Phylogenetic analysis of tRNA thiolation machinery across eukaryotes reveals:

• Evolutionary Conservation: The CTU2/NCS2 family proteins, including GI19780, are highly conserved from yeast to plants and animals, indicating the fundamental importance of this modification system .

• Functional Adaptations: Despite this conservation, species-specific adaptations have occurred, as evidenced by the specialized roles in plant immunity discovered for the Arabidopsis homologs .

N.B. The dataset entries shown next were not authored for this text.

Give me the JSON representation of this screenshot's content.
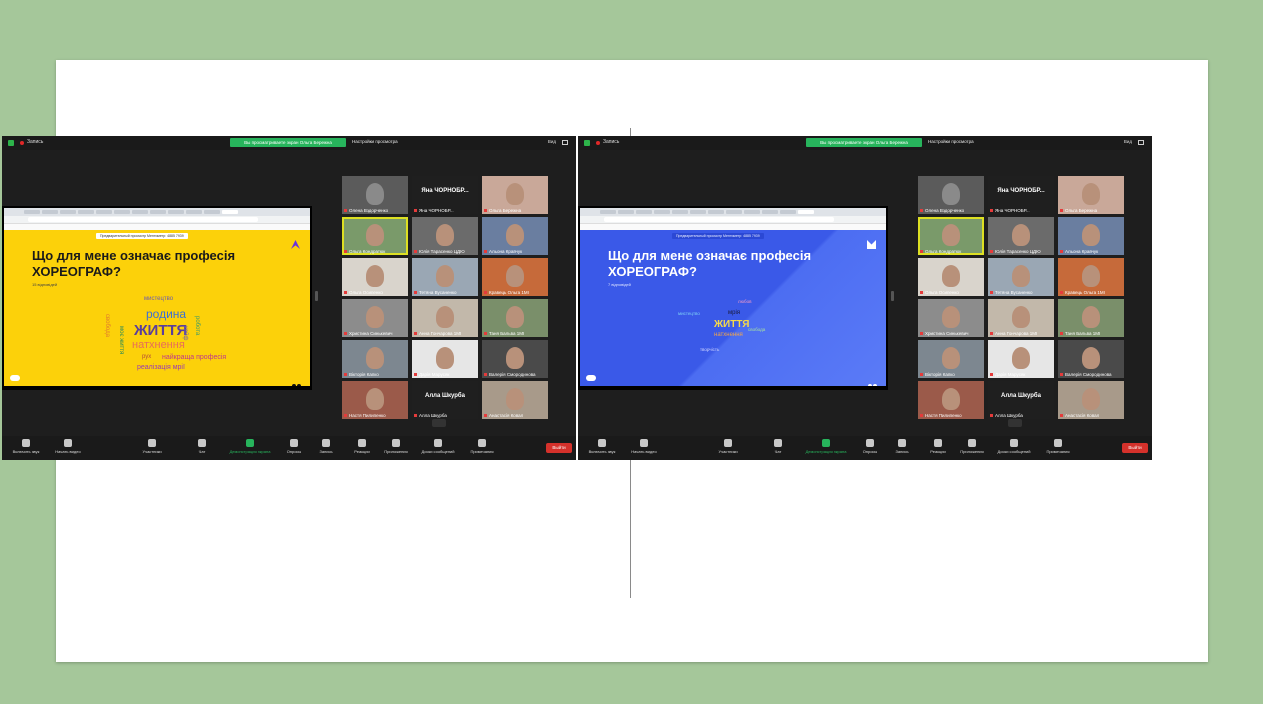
{
  "panels": [
    {
      "side": "left",
      "record_label": "Запись",
      "share_banner": "Вы просматриваете экран Ольга Бережна",
      "view_options": "Настройки просмотра",
      "view_label": "Вид",
      "presentation_banner": "Предварительный просмотр Ментиметр: 4885 7939",
      "question_title": "Що для мене означає професія ХОРЕОГРАФ?",
      "question_sub": "15 відповідей",
      "word_cloud": [
        {
          "text": "ЖИТТЯ",
          "color": "#5a3e9b"
        },
        {
          "text": "натхнення",
          "color": "#e86c5a"
        },
        {
          "text": "родина",
          "color": "#3c6fd6"
        },
        {
          "text": "мистецтво",
          "color": "#6b5bb3"
        },
        {
          "text": "найкраща професія",
          "color": "#c0398a"
        },
        {
          "text": "реалізація мрії",
          "color": "#9b3bb3"
        },
        {
          "text": "свобода",
          "color": "#e07a2e"
        },
        {
          "text": "моє життя",
          "color": "#2c8c5a"
        },
        {
          "text": "рух",
          "color": "#b34b3b"
        },
        {
          "text": "робота",
          "color": "#3b9b6b"
        },
        {
          "text": "кайф",
          "color": "#6b5bb3"
        }
      ]
    },
    {
      "side": "right",
      "record_label": "Запись",
      "share_banner": "Вы просматриваете экран Ольга Бережна",
      "view_options": "Настройки просмотра",
      "view_label": "Вид",
      "presentation_banner": "Предварительный просмотр Ментиметр: 4885 7939",
      "question_title": "Що для мене означає професія ХОРЕОГРАФ?",
      "question_sub": "7 відповідей",
      "word_cloud": [
        {
          "text": "ЖИТТЯ",
          "color": "#f5d94a"
        },
        {
          "text": "натхнення",
          "color": "#f2a64a"
        },
        {
          "text": "мрія",
          "color": "#1a1a3a"
        },
        {
          "text": "мистецтво",
          "color": "#7fd1f5"
        },
        {
          "text": "любов",
          "color": "#f59ac7"
        },
        {
          "text": "свобода",
          "color": "#a7e3a0"
        },
        {
          "text": "творчість",
          "color": "#cfd5ff"
        }
      ]
    }
  ],
  "participants": [
    {
      "name": "Олена Вздорченко",
      "initial_name": ""
    },
    {
      "name": "Яна ЧОРНОБР...",
      "initial_name": "Яна ЧОРНОБР..."
    },
    {
      "name": "Ольга Бережна",
      "initial_name": ""
    },
    {
      "name": "Ольга Кондратюк",
      "initial_name": ""
    },
    {
      "name": "Юлія Тарасенко ЦДЮ",
      "initial_name": ""
    },
    {
      "name": "Альона Кравчук",
      "initial_name": ""
    },
    {
      "name": "Ольга Осипенко",
      "initial_name": ""
    },
    {
      "name": "Тетяна Вусаненко",
      "initial_name": ""
    },
    {
      "name": "Кравець Ольга 1МІ",
      "initial_name": ""
    },
    {
      "name": "Христина Синькевич",
      "initial_name": ""
    },
    {
      "name": "Анна Гончарова 1МІ",
      "initial_name": ""
    },
    {
      "name": "Таня Бальва 1МІ",
      "initial_name": ""
    },
    {
      "name": "Вікторія Капко",
      "initial_name": ""
    },
    {
      "name": "Дарія Марусяк",
      "initial_name": ""
    },
    {
      "name": "Валерія Смородинова",
      "initial_name": ""
    },
    {
      "name": "Настя Пилипенко",
      "initial_name": ""
    },
    {
      "name": "Алла Шкурба",
      "initial_name": "Алла Шкурба"
    },
    {
      "name": "Анастасія Ковал",
      "initial_name": ""
    }
  ],
  "toolbar": {
    "mute": "Включить звук",
    "video": "Начать видео",
    "participants": "Участники",
    "participants_count": "21",
    "chat": "Чат",
    "share": "Демонстрация экрана",
    "poll": "Опросы",
    "record": "Запись",
    "reactions": "Реакции",
    "apps": "Приложения",
    "whiteboard": "Доски сообщений",
    "notes": "Примечания",
    "leave": "Выйти"
  },
  "colors": {
    "background": "#a5c79a",
    "zoom_dark": "#1e1e1e",
    "zoom_green": "#27b45c",
    "leave_red": "#d5312b",
    "menti_yellow": "#fcd10a",
    "menti_blue": "#3a59e8"
  }
}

• Complex Formation: The interaction between CTU2-like proteins and their CTU1/NCS6-like partners appears to be an ancient and conserved feature, as similar complexes function in organisms from yeast to plants and insects .

This evolutionary conservation underscores the critical nature of tRNA thiolation for accurate translation across eukaryotic life and suggests that fundamental mechanisms discovered in one organism are likely applicable to others, including humans.

What new technologies might advance our understanding of tRNA thiolation mechanisms?

Several emerging technologies hold promise for advancing tRNA thiolation research:

• Cryo-EM for Complex Structures: High-resolution structural determination of the entire thiolation complex in action could reveal mechanistic details of the thiolation process.

• Single-molecule Fluorescence Techniques: To observe the dynamics of tRNA modification in real-time and potentially identify regulatory mechanisms.

• Nanopore Direct RNA Sequencing: For comprehensive detection of modified nucleosides in native tRNAs without amplification biases.

• Ribosome Profiling Combined with tRNA Modification Analysis: To directly correlate specific tRNA modifications with translation efficiency at individual codons.

• Computational Prediction Tools: Developing algorithms to predict the effects of tRNA modifications on translation efficiency and accuracy based on mRNA features.

These approaches could help address outstanding questions about how tRNA thiolation is regulated in response to cellular conditions and how it selectively affects the translation of specific mRNAs.

What are the unexplored aspects of GI19780 in cellular metabolism and stress adaptation?

Several key areas remain unexplored regarding GI19780's broader roles:

• Metabolic Sensing: Whether tRNA thiolation acts as a metabolic sensor, linking translation to cellular energetic status.

• Cell Cycle Regulation: Given the ploidy abnormalities observed in thiolation-deficient yeast , potential connections to cell cycle checkpoints deserve investigation.

• Cross-talk with Other tRNA Modifications: How thiolation interacts with other tRNA modifications to fine-tune translation.

• Tissue-Specific Functions: Potential differential roles in various tissues during Drosophila development and stress responses.

• Environmental Adaptation: Whether tRNA thiolation levels respond to environmental stimuli beyond temperature, such as nutrient availability or oxidative stress.